Summary: | For x86 PIC code, ebx should be spillable | ||
---|---|---|---|
Product: | gcc | Reporter: | Rich Felker <bugdal> |
Component: | target | Assignee: | Not yet assigned to anyone <unassigned> |
Status: | RESOLVED FIXED | ||
Severity: | enhancement | CC: | evstupac, gcc, pageexec |
Priority: | P3 | ||
Version: | 4.8.0 | ||
Target Milestone: | 5.0 | ||
Host: | Target: | x86_64-*-*, i?86-*-* | |
Build: | Known to work: | ||
Known to fail: | Last reconfirmed: | 2012-08-13 00:00:00 |
Description
Rich Felker
2012-08-12 04:51:01 UTC
By the way, the code that inspired this report is crypt_blowfish.c and the corresponding asm by Solar Designer. We've been experimenting with performance characteristics while integrating it into musl libc, and I found that the C code is just as fast as the hand-optimized asm on the machine I was testing it on when using static libraries without -fPIC, but takes over 30% more runtime when built with -fPIC due to running out of registers. I think the GOT is introduced too late to do any fancy ananlysis on whether we need it or not. I also think that for outgoing function calls the ABI relies on a properly setup GOT, even for those that bind locally and thus do not go through the PLT. > I think the GOT is introduced too late to do any fancy ananlysis > on whether we need it or not. This may be true, but if so, it's a highly suboptimal design that's hurting performance badly. 30% on the cryptographic code I looked at, and from working on FFmpeg in the past, I remember quite a few cases where PIC was hurting performance by significant measurable amounts like that too.
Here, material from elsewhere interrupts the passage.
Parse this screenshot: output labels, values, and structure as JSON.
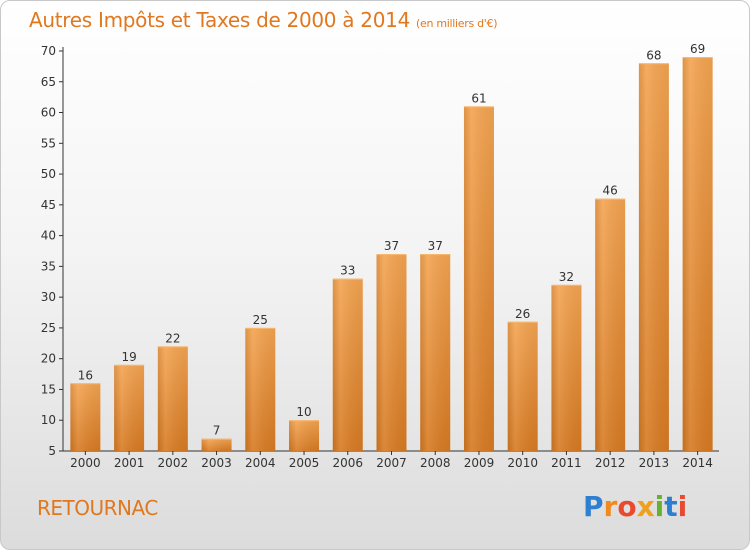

If there's any way the changes I describe could be targeted even just in the long term, I think it would make a big difference for a lot of software. > I also think that for outgoing function calls the ABI > relies on a properly setup GOT, even for those that bind > locally and thus do not go through the PLT. The extern function call ABI on x86 does not allow the caller to depend on EBX containing the GOT address. This is because the callee has no way of knowing whether it was called by the same DSO it resides in. If not, the GOT address will be invalid for it. For static functions whose addresses never leak out of the translation unit they're defined in, the calling convention is up to GCC. Ideally it would assume the GOT register is already loaded in such functions (as long as all the callees use the GOT), but in reality it rarely does. This is a separate code generation QoI implementation that should perhaps be addressed as its own bug. Fixed in 5.0 . |